With the exception of the years 1943–1947, the American Folk Song Festival was held annually until failing health forced Thomas to retire in 1972. From 1934 to 1949, thanks to a benefactor's gift of land and a windowless log cabin, the festival took place at a site eighteen miles south of Ashland. Beginning in 1950, the festival was held in Thomas' yard in Ashland, moving to a state park in Prestonsburg in 1964, and to the Carter Caves State Park in 1966. The festival followed an unwavering script for many years, intended to show "authentic sequences in America's musical history" (Thomas 1940, pg. 262). Volna Fraley or, later, his nephew, would signal the start of the performances by blowing a fox horn that had belonged to "Devil Anse" Hatfield (patriarch of the legendary feuding family of the Kentucky-West Virginia border). Next, a man, woman, and two children would arrive at the stage by covered wagon to be greeted by a woman dressed as a Cherokee Indian, as a representation of the Anglo-American settlement of the Appalachian Mountains. Traditions carried over from the British Isles would then be demonstrated by a dozen children performing an old English country dance accompanied by a piper. A woman in the role of "Narrator" (often played by Thomas herself), attended by "Ladies-in-Waiting" dressed in long black Elizabethan gowns, would read a historical prologue connecting Appalachian customs and music to Elizabethan England. The prologue would conclude with a description of the wedding of a young pioneer couple named Ephraim and Drusilla; the ensuing musical performances were set in the narrative context of their wedding reception, or "Infare".

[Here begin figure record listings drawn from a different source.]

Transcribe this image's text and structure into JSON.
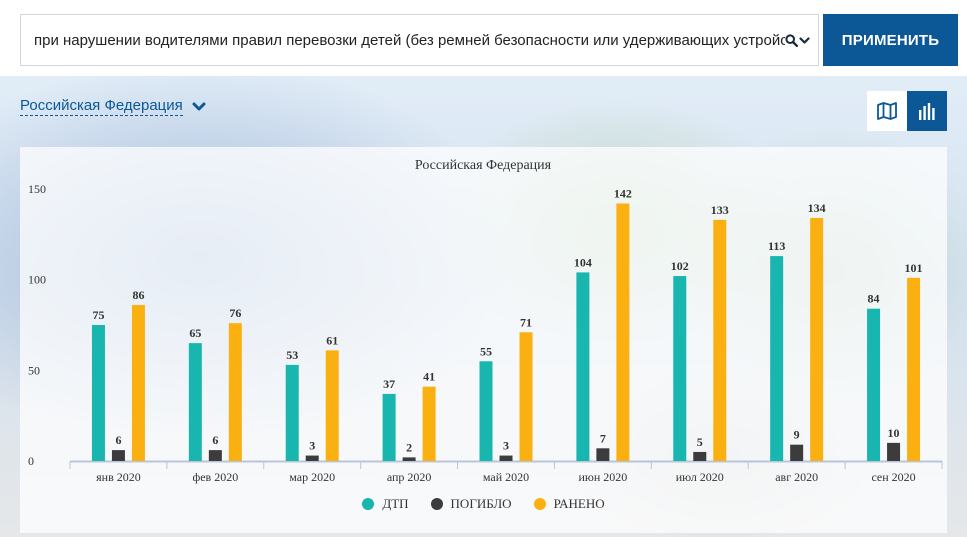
{
  "filter": {
    "selected_text": "при нарушении водителями правил перевозки детей (без ремней безопасности или удерживающих устройств)",
    "search_icon": "search-icon",
    "dropdown_icon": "chevron-down-icon",
    "apply_label": "ПРИМЕНИТЬ"
  },
  "region": {
    "label": "Российская Федерация",
    "chevron_icon": "chevron-down-icon"
  },
  "view_toggle": {
    "map_icon": "map-icon",
    "bars_icon": "bar-chart-icon",
    "active": "bars"
  },
  "colors": {
    "brand": "#0c5896",
    "dtp": "#18b6ae",
    "killed": "#3c3c3c",
    "injured": "#fbb011",
    "axis": "#b8c5db"
  },
  "chart_data": {
    "type": "bar",
    "title": "Российская Федерация",
    "categories": [
      "янв 2020",
      "фев 2020",
      "мар 2020",
      "апр 2020",
      "май 2020",
      "июн 2020",
      "июл 2020",
      "авг 2020",
      "сен 2020"
    ],
    "series": [
      {
        "name": "ДТП",
        "color": "#18b6ae",
        "values": [
          75,
          65,
          53,
          37,
          55,
          104,
          102,
          113,
          84
        ]
      },
      {
        "name": "ПОГИБЛО",
        "color": "#3c3c3c",
        "values": [
          6,
          6,
          3,
          2,
          3,
          7,
          5,
          9,
          10
        ]
      },
      {
        "name": "РАНЕНО",
        "color": "#fbb011",
        "values": [
          86,
          76,
          61,
          41,
          71,
          142,
          133,
          134,
          101
        ]
      }
    ],
    "y_ticks": [
      0,
      50,
      100,
      150
    ],
    "ylim": [
      0,
      150
    ],
    "grid": false,
    "legend_position": "bottom-center",
    "xlabel": "",
    "ylabel": ""
  }
}
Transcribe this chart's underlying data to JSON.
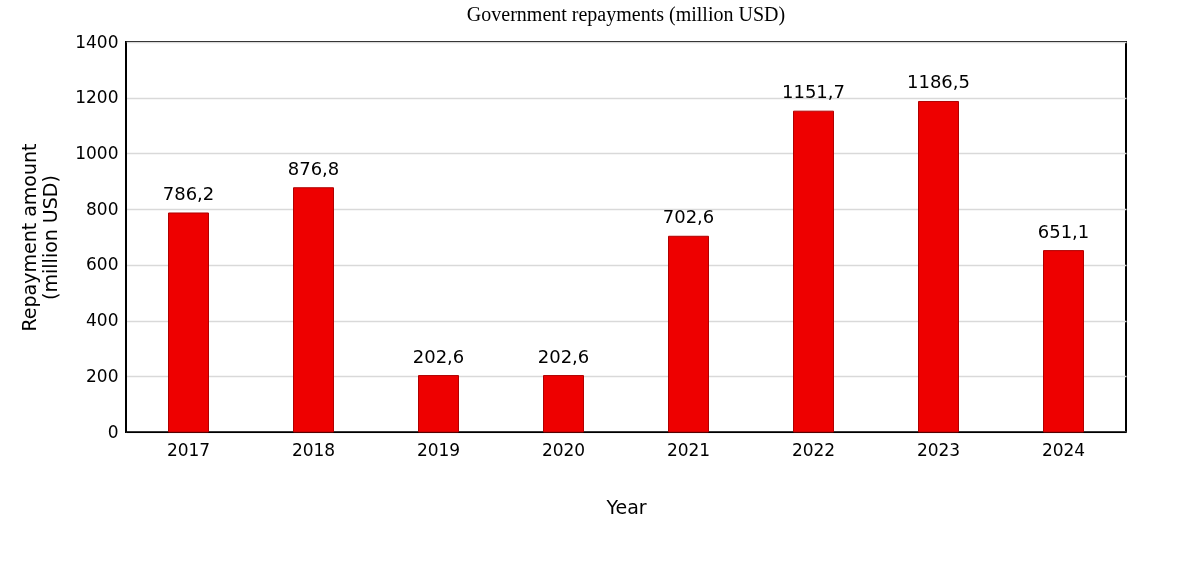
{
  "chart_data": {
    "type": "bar",
    "title": "Government repayments (million USD)",
    "xlabel": "Year",
    "ylabel": "Repayment amount (million USD)",
    "categories": [
      "2017",
      "2018",
      "2019",
      "2020",
      "2021",
      "2022",
      "2023",
      "2024"
    ],
    "values": [
      786.2,
      876.8,
      202.6,
      202.6,
      702.6,
      1151.7,
      1186.5,
      651.1
    ],
    "value_labels": [
      "786,2",
      "876,8",
      "202,6",
      "202,6",
      "702,6",
      "1151,7",
      "1186,5",
      "651,1"
    ],
    "color": "#ee0000",
    "ylim": [
      0,
      1400
    ],
    "yticks": [
      0,
      200,
      400,
      600,
      800,
      1000,
      1200,
      1400
    ],
    "grid": "y"
  }
}
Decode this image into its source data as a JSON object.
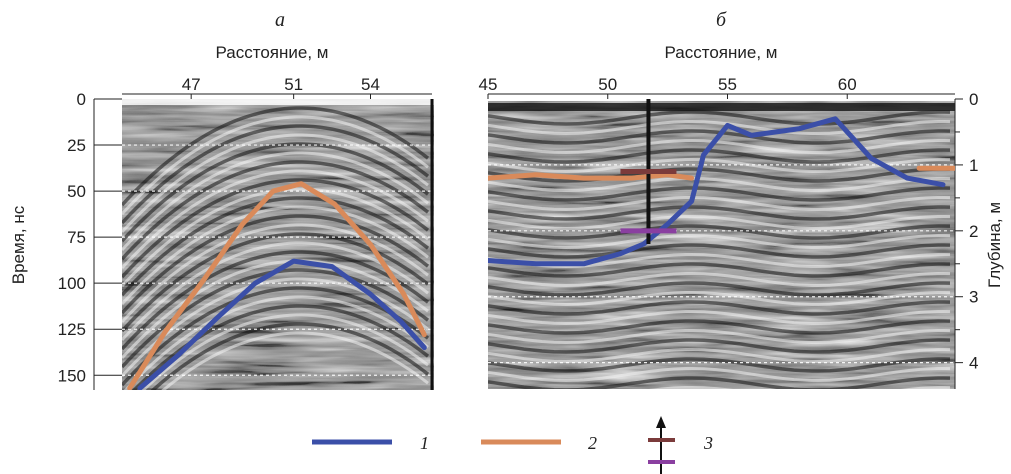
{
  "chart_data": [
    {
      "panel_label": "а",
      "type": "line",
      "xlabel": "Расстояние, м",
      "ylabel": "Время, нс",
      "x_ticks": [
        "47",
        "51",
        "54"
      ],
      "y_ticks": [
        "0",
        "25",
        "50",
        "75",
        "100",
        "125",
        "150"
      ],
      "xlim": [
        44.3,
        56.4
      ],
      "ylim": [
        0,
        158
      ],
      "y_inverted": true,
      "grid": "dashed horizontal",
      "background": "grayscale radargram",
      "series": [
        {
          "legend": "1",
          "color": "#3b4fa8",
          "x": [
            45.0,
            46.5,
            48.0,
            49.5,
            51.0,
            52.5,
            54.0,
            55.2,
            56.1
          ],
          "y": [
            157,
            139,
            119,
            100,
            88,
            91,
            106,
            121,
            135
          ]
        },
        {
          "legend": "2",
          "color": "#d98a5a",
          "x": [
            44.6,
            46.0,
            47.5,
            49.0,
            50.2,
            51.3,
            52.6,
            54.0,
            55.3,
            56.1
          ],
          "y": [
            157,
            126,
            98,
            68,
            50,
            46,
            57,
            79,
            106,
            128
          ]
        }
      ]
    },
    {
      "panel_label": "б",
      "type": "line",
      "xlabel": "Расстояние, м",
      "ylabel": "Глубина, м",
      "x_ticks": [
        "45",
        "50",
        "55",
        "60"
      ],
      "y_ticks": [
        "0",
        "1",
        "2",
        "3",
        "4"
      ],
      "xlim": [
        45,
        64.5
      ],
      "ylim": [
        0,
        4.4
      ],
      "y_inverted": true,
      "grid": "dashed horizontal",
      "background": "grayscale radargram",
      "series": [
        {
          "legend": "1",
          "color": "#3b4fa8",
          "x": [
            45,
            47,
            49,
            50.5,
            51.5,
            52.5,
            53.5,
            54,
            55,
            56,
            57,
            58,
            59.5,
            61,
            62.5,
            64
          ],
          "y": [
            2.45,
            2.5,
            2.5,
            2.35,
            2.2,
            1.9,
            1.55,
            0.85,
            0.4,
            0.55,
            0.5,
            0.45,
            0.3,
            0.9,
            1.2,
            1.3
          ]
        },
        {
          "legend": "2",
          "color": "#d98a5a",
          "x": [
            45,
            47,
            49,
            51,
            52.5,
            53.5
          ],
          "y": [
            1.2,
            1.15,
            1.2,
            1.2,
            1.15,
            1.2
          ]
        },
        {
          "legend": "2",
          "color": "#d98a5a",
          "x": [
            63,
            64.5
          ],
          "y": [
            1.05,
            1.05
          ]
        }
      ],
      "borehole": {
        "legend": "3",
        "x": 51.7,
        "depth_top": 0,
        "depth_bottom": 2.2,
        "marker_upper": {
          "depth": 1.1,
          "color": "#7b3b3b"
        },
        "marker_lower": {
          "depth": 2.0,
          "color": "#8a3fa0"
        }
      }
    }
  ],
  "legend": {
    "items": [
      {
        "label": "1",
        "color": "#3b4fa8"
      },
      {
        "label": "2",
        "color": "#d98a5a"
      },
      {
        "label": "3",
        "colors": [
          "#7b3b3b",
          "#8a3fa0"
        ]
      }
    ]
  }
}
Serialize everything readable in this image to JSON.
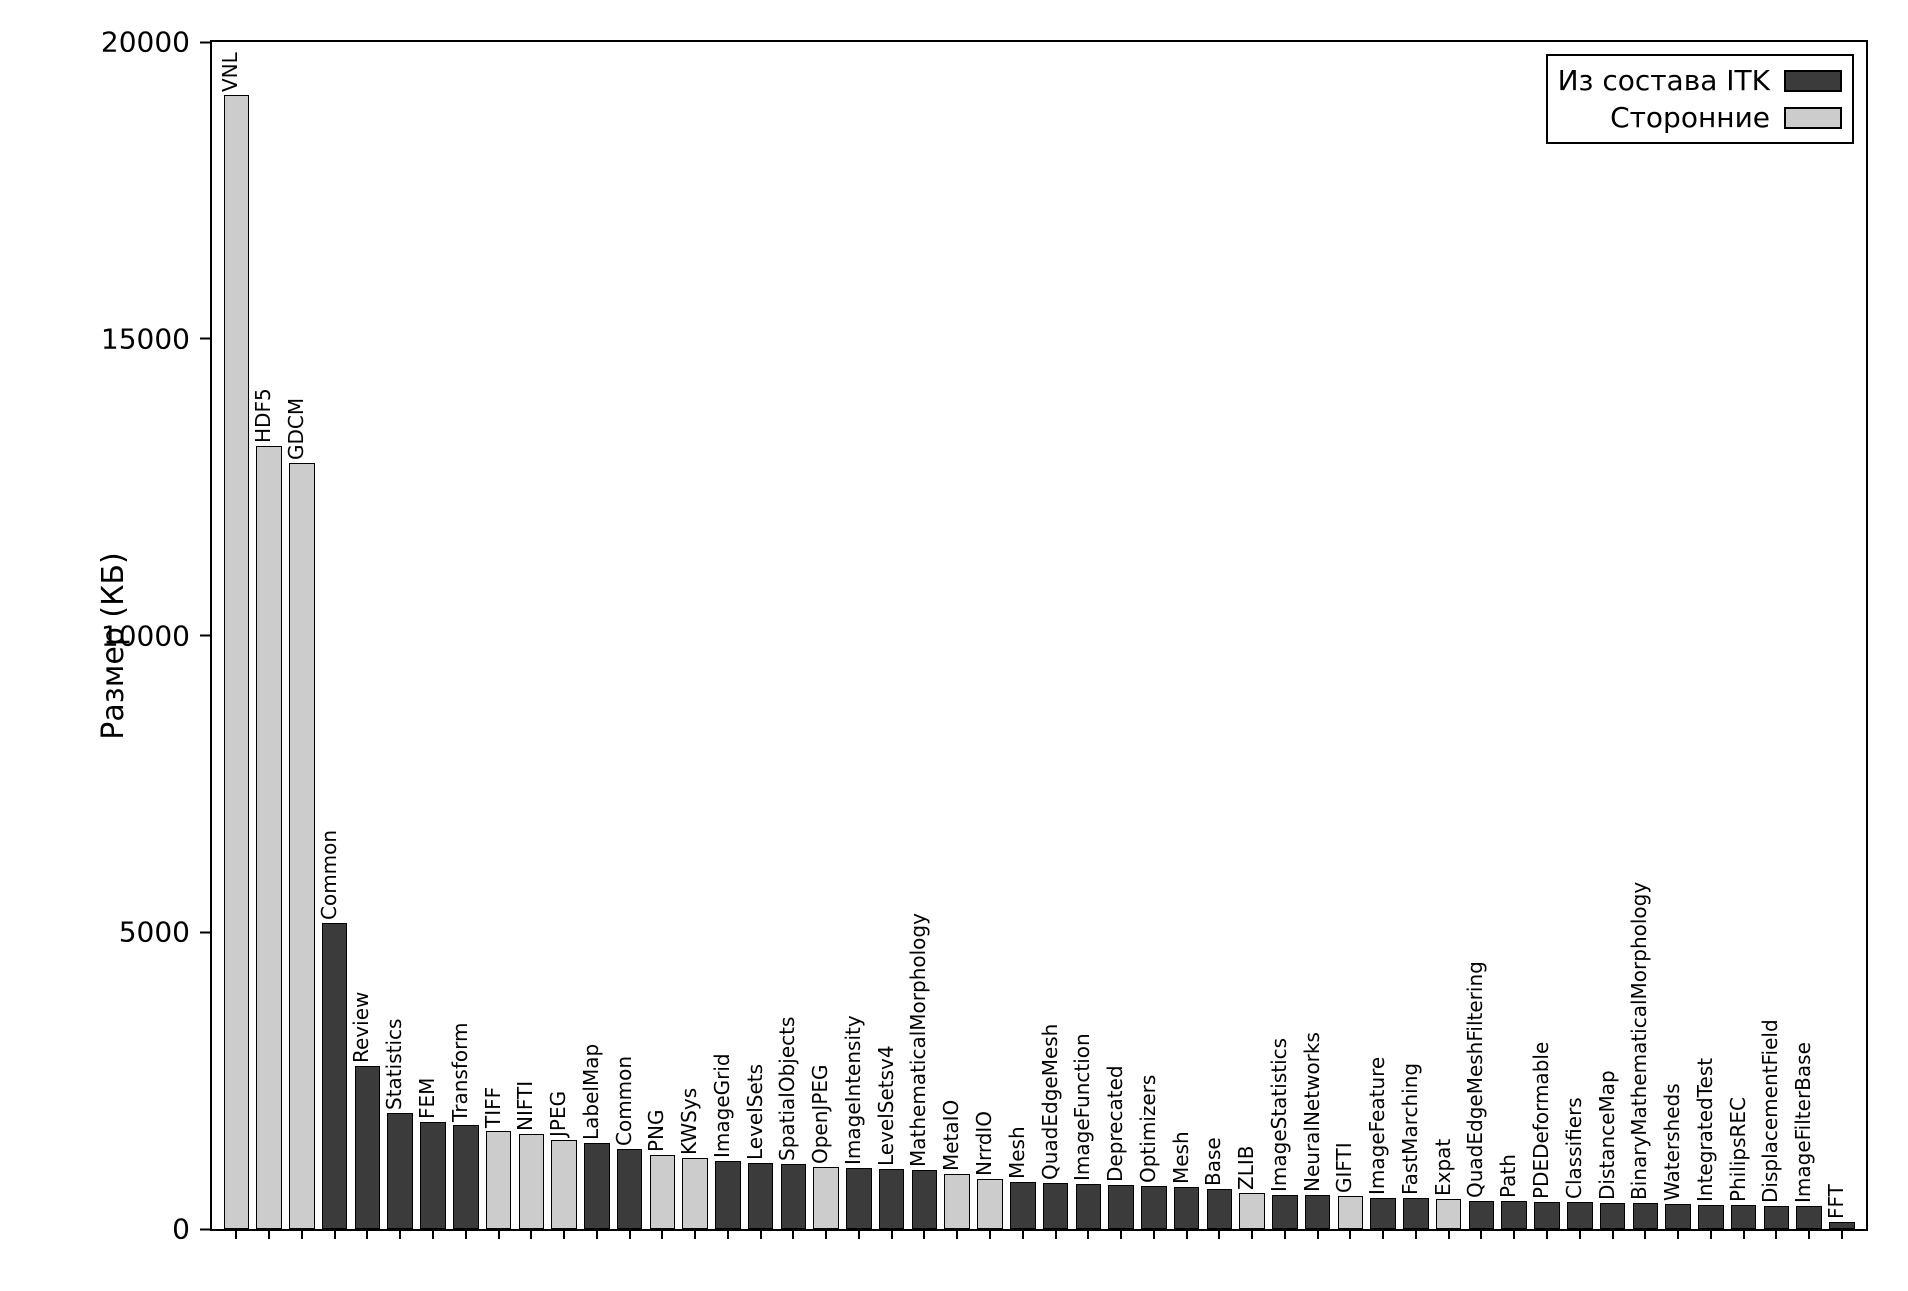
{
  "chart": {
    "type": "bar",
    "ylabel": "Размер (КБ)",
    "ylim": [
      0,
      20000
    ],
    "ytick_step": 5000,
    "yticks": [
      0,
      5000,
      10000,
      15000,
      20000
    ],
    "background_color": "#ffffff",
    "axis_color": "#000000",
    "label_fontsize": 30,
    "tick_fontsize": 28,
    "barlabel_fontsize": 20,
    "colors": {
      "itk": "#3b3b3b",
      "thirdparty": "#cccccc",
      "border": "#000000"
    },
    "legend": {
      "items": [
        {
          "label": "Из состава ITK",
          "series": "itk"
        },
        {
          "label": "Сторонние",
          "series": "thirdparty"
        }
      ]
    },
    "bars": [
      {
        "label": "VNL",
        "value": 19100,
        "series": "thirdparty"
      },
      {
        "label": "HDF5",
        "value": 13200,
        "series": "thirdparty"
      },
      {
        "label": "GDCM",
        "value": 12900,
        "series": "thirdparty"
      },
      {
        "label": "Common",
        "value": 5150,
        "series": "itk"
      },
      {
        "label": "Review",
        "value": 2750,
        "series": "itk"
      },
      {
        "label": "Statistics",
        "value": 1950,
        "series": "itk"
      },
      {
        "label": "FEM",
        "value": 1800,
        "series": "itk"
      },
      {
        "label": "Transform",
        "value": 1750,
        "series": "itk"
      },
      {
        "label": "TIFF",
        "value": 1650,
        "series": "thirdparty"
      },
      {
        "label": "NIFTI",
        "value": 1600,
        "series": "thirdparty"
      },
      {
        "label": "JPEG",
        "value": 1500,
        "series": "thirdparty"
      },
      {
        "label": "LabelMap",
        "value": 1450,
        "series": "itk"
      },
      {
        "label": "Common",
        "value": 1350,
        "series": "itk"
      },
      {
        "label": "PNG",
        "value": 1250,
        "series": "thirdparty"
      },
      {
        "label": "KWSys",
        "value": 1200,
        "series": "thirdparty"
      },
      {
        "label": "ImageGrid",
        "value": 1150,
        "series": "itk"
      },
      {
        "label": "LevelSets",
        "value": 1120,
        "series": "itk"
      },
      {
        "label": "SpatialObjects",
        "value": 1100,
        "series": "itk"
      },
      {
        "label": "OpenJPEG",
        "value": 1050,
        "series": "thirdparty"
      },
      {
        "label": "ImageIntensity",
        "value": 1030,
        "series": "itk"
      },
      {
        "label": "LevelSetsv4",
        "value": 1010,
        "series": "itk"
      },
      {
        "label": "MathematicalMorphology",
        "value": 1000,
        "series": "itk"
      },
      {
        "label": "MetaIO",
        "value": 920,
        "series": "thirdparty"
      },
      {
        "label": "NrrdIO",
        "value": 850,
        "series": "thirdparty"
      },
      {
        "label": "Mesh",
        "value": 800,
        "series": "itk"
      },
      {
        "label": "QuadEdgeMesh",
        "value": 780,
        "series": "itk"
      },
      {
        "label": "ImageFunction",
        "value": 760,
        "series": "itk"
      },
      {
        "label": "Deprecated",
        "value": 740,
        "series": "itk"
      },
      {
        "label": "Optimizers",
        "value": 720,
        "series": "itk"
      },
      {
        "label": "Mesh",
        "value": 700,
        "series": "itk"
      },
      {
        "label": "Base",
        "value": 680,
        "series": "itk"
      },
      {
        "label": "ZLIB",
        "value": 600,
        "series": "thirdparty"
      },
      {
        "label": "ImageStatistics",
        "value": 580,
        "series": "itk"
      },
      {
        "label": "NeuralNetworks",
        "value": 570,
        "series": "itk"
      },
      {
        "label": "GIFTI",
        "value": 550,
        "series": "thirdparty"
      },
      {
        "label": "ImageFeature",
        "value": 530,
        "series": "itk"
      },
      {
        "label": "FastMarching",
        "value": 520,
        "series": "itk"
      },
      {
        "label": "Expat",
        "value": 500,
        "series": "thirdparty"
      },
      {
        "label": "QuadEdgeMeshFiltering",
        "value": 480,
        "series": "itk"
      },
      {
        "label": "Path",
        "value": 470,
        "series": "itk"
      },
      {
        "label": "PDEDeformable",
        "value": 460,
        "series": "itk"
      },
      {
        "label": "Classifiers",
        "value": 450,
        "series": "itk"
      },
      {
        "label": "DistanceMap",
        "value": 440,
        "series": "itk"
      },
      {
        "label": "BinaryMathematicalMorphology",
        "value": 430,
        "series": "itk"
      },
      {
        "label": "Watersheds",
        "value": 420,
        "series": "itk"
      },
      {
        "label": "IntegratedTest",
        "value": 410,
        "series": "itk"
      },
      {
        "label": "PhilipsREC",
        "value": 400,
        "series": "itk"
      },
      {
        "label": "DisplacementField",
        "value": 390,
        "series": "itk"
      },
      {
        "label": "ImageFilterBase",
        "value": 380,
        "series": "itk"
      },
      {
        "label": "FFT",
        "value": 120,
        "series": "itk"
      }
    ]
  }
}
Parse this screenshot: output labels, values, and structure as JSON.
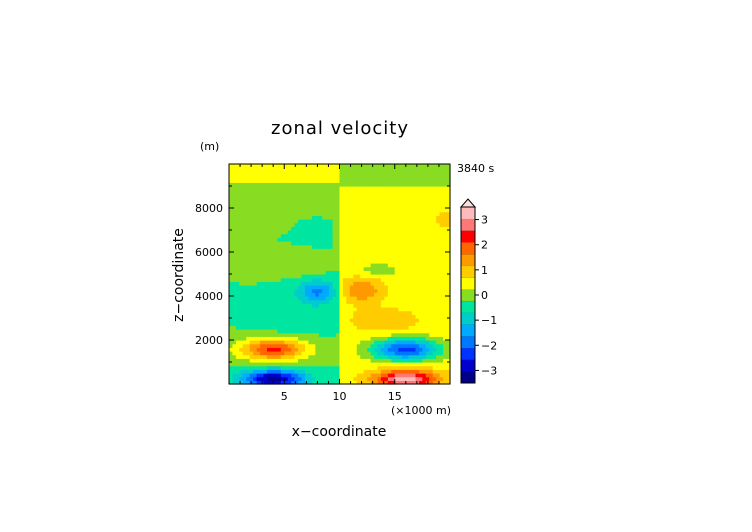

Musicians would play traditional stringed instruments such as dulcimer, fiddle, guitar, banjo, and accordion, plus recorder and mouth harp. Homemade varieties, such as fiddles constructed out of corn stalks, and banjos made from gourds, appeared alongside later models. Nostalgic for the 19th century, Thomas costumed festival performers in homespun garments evoking that era: girls wore bonnets and calico dresses; women dressed in linsey-woolsey and wrapped shawls around their shoulders; and men and boys often wore overalls. Characters bore names of people she had met long before ("Emmaline," "Little Chad," and "Little Babe"), or were invented to sound folksy. Props such as hickory chairs and egg baskets, brooms, and drinking gourds were used in photographing performers.

==Last years==
She donated manuscript materials and her photographs to the University of Louisville in 1968. The remainder of her papers came to University of Louisville's Dwight Anderson Music Library in 1990, and are described online. Jean Bell Thomas died in Greenup, Kentucky on December 7, 1982, aged 101 years old.